Однако, подумав, Назар с отвращением и стыдом отбросил эту мысль – хорошо еще, что Валерия с Михаилом не могли его слышать, используя телепатию. Ему все-таки было уже восемь, а не пять, и он куда скорее допускал, что во всей этой иерархии дети– взрослые– монстры плохими являются именно последние. Разве он сам не имел возможность убедиться в этом, когда видел одного из них на стене? К тому же, отец с матерью его любят и… разве они считают его плохим?
Несмотря на то, что рисунок был сделан Назаром самостоятельно – хотя внутренне он не стал бы отрицать присутствия некоего наваждения, водившего его рукой, – он нисколько не сомневался, что видел – в точности или приблизительно – того, кто ответил ему по трубам отопления. Бабая. Того, Кто Стучит По Трубам. Сталкиваясь с неизведанным, дети больше полагаются на интуицию, чем на разум.
Но вот зачем тот дал знать о себе?
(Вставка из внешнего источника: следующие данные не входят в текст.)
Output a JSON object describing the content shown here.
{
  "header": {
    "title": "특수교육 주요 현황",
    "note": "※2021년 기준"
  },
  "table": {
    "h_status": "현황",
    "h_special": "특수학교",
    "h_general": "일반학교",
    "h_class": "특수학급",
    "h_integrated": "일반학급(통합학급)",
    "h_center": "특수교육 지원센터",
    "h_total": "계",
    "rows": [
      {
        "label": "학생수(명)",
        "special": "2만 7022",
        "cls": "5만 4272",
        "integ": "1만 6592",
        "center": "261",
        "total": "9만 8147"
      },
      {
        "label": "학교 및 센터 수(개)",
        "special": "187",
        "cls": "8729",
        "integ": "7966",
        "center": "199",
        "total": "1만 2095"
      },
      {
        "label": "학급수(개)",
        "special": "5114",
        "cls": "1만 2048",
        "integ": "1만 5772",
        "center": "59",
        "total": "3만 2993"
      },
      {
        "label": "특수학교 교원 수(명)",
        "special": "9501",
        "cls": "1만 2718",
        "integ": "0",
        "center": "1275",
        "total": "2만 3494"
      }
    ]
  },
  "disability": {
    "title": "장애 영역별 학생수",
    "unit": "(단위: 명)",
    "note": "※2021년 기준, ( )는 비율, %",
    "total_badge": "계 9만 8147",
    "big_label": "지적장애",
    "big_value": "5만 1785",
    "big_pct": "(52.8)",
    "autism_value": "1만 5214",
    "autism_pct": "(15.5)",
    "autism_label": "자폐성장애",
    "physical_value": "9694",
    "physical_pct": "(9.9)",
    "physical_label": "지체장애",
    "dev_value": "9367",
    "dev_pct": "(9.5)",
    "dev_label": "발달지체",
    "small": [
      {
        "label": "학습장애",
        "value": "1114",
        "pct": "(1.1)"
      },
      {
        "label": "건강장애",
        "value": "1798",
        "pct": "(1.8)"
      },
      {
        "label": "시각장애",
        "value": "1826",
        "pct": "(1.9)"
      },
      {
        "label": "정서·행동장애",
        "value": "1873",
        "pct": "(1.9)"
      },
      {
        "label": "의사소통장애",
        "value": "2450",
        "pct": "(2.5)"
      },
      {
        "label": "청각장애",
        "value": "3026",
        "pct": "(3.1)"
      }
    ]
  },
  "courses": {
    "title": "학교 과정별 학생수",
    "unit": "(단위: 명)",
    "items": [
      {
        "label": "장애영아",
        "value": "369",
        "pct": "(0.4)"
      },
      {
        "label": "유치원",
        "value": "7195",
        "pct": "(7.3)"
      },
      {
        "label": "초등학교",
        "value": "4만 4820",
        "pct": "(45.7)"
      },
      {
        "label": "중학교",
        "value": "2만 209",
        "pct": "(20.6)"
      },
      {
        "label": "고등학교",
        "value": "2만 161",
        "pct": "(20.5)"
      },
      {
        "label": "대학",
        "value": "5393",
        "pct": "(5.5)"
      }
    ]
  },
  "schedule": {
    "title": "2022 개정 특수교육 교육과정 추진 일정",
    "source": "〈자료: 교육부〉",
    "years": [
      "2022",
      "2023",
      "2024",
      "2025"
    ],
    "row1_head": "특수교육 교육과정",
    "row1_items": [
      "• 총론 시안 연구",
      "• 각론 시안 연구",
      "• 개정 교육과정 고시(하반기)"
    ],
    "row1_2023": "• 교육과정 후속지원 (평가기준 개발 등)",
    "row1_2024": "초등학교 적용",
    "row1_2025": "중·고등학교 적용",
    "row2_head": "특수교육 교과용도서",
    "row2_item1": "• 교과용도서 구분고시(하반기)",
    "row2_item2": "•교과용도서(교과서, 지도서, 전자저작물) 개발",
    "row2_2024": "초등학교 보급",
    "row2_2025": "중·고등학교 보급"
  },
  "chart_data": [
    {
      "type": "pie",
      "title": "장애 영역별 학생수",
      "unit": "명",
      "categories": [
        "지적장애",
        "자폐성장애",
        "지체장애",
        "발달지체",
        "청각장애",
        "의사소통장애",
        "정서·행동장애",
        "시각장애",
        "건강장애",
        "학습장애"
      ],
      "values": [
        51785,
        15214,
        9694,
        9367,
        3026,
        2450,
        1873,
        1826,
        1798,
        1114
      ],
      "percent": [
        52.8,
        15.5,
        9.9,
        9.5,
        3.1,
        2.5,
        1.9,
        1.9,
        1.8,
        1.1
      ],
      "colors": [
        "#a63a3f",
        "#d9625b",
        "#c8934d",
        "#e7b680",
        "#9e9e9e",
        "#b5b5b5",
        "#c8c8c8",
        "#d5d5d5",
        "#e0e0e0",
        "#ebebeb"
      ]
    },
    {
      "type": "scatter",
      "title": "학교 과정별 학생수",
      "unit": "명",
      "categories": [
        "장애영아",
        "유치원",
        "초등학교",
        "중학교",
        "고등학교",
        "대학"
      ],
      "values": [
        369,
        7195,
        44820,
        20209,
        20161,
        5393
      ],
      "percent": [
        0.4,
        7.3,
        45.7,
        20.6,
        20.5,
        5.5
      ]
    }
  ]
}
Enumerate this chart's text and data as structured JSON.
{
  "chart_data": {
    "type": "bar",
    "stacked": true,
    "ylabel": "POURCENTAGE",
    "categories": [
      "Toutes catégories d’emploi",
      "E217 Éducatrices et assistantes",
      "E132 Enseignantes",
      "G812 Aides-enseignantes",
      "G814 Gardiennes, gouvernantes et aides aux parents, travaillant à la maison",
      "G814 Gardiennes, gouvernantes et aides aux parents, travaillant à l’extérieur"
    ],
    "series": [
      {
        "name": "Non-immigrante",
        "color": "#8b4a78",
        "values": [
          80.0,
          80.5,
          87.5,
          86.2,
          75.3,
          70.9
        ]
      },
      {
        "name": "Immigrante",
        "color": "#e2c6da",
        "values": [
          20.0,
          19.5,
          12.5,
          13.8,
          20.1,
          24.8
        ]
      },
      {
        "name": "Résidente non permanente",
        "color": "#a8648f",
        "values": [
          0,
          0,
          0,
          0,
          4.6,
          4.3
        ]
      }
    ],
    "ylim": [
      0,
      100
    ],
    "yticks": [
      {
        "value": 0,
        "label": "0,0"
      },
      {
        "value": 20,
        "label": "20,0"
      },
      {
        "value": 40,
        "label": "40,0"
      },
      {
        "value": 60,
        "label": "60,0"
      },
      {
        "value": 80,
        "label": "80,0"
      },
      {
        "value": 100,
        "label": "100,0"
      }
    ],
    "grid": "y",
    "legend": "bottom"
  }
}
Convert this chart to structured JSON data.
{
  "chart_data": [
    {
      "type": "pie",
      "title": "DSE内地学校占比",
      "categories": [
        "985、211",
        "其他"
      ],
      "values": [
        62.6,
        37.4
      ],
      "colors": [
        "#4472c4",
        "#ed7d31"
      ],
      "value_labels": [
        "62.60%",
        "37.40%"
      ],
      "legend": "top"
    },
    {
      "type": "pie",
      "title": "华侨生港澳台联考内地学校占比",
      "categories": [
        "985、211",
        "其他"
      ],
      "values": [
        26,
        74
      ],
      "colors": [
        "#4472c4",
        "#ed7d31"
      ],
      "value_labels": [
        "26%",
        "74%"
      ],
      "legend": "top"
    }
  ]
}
И что теперь может последовать дальше? Было ли это игрой случая и на том все закончится? Может, он просто сделал что-то не то – например, не следовало пытаться представлять его? Не даром же возникло то неприятное чувство… Просто не нужно было этого делать и все. Но теперь он знает и даже близко не подойдет к радиатору батареи.
Рассуждения в таком русле принесли некоторое облегчение – Назар понемногу начал успокаиваться, его маленькое тело, сжатое в комок под одеялом, стало расслабляться, подобно руке, собранной в тугой кулак, а затем отпущенной.
…И еще Назар тихо радовался тому, что никто не заметил, как он «подпустил лимонаду» – выражаясь словами отца Валерии дедушки Николая. И для справедливости стоит добавить, последний раз это было уже очень давно… ведь так? А сейчас кто бы не испугался от всего этого? И штаны намокли совсем немного, чуть-чуть. Да?
Думая об этом, Назар наконец перестал прислушиваться к шорохам в темной комнате и совершенно спокойно уснул в тот вечер.
Следующие пять дней прошли спокойно.
Семья заканчивала обустраиваться на новом месте, привыкая к изменениям в домашней обстановке, месторасположению магазинов, расписанию транспорта и сотням других мелочей, из которых складывается повседневный быт. Жизнь возвращалась в привычную колею. Михаил Левшиц после четырехнедельного отпуска приступил к своим обязанностям в фирме, занимавшейся оптовой продажей медикаментов, где последние полгода он руководил отделом маркетинга, поднявшись за неполные пять лет по карьере от рядового сотрудника. Валерия работала в той же фирме менеджером по закупкам, наводя мосты с производителями. «Ты покупаешь, я – продаю. Так на кой черт нам еще кто-то нужен?» – с явным подтекстом шутил Левшиц дома.
Назар за эти дни успел познакомиться с несколькими ребятами из его двора, но пока что ни с кем близко не сошелся; подготовка к занятиям в школе, которые начинались через десять дней, отбирала львиную долю свободного времени – разумеется, по инициативе родителей, а не самого Назара. К тому же, он сильно скучал по своим старым друзьям, хотя с некоторыми мог созваниваться почти ежедневно.
Назар сделал одно неожиданное и не очень радостное открытие: похоже, все его приятели отнеслись к его внезапному переезду гораздо менее болезненно, чем он сам. В конце концов, Назар пришел к выводу, что так происходит, наверное, потому, что, кроме его исчезновения, в их жизни не поменялось ничего, для него же – изменилось все.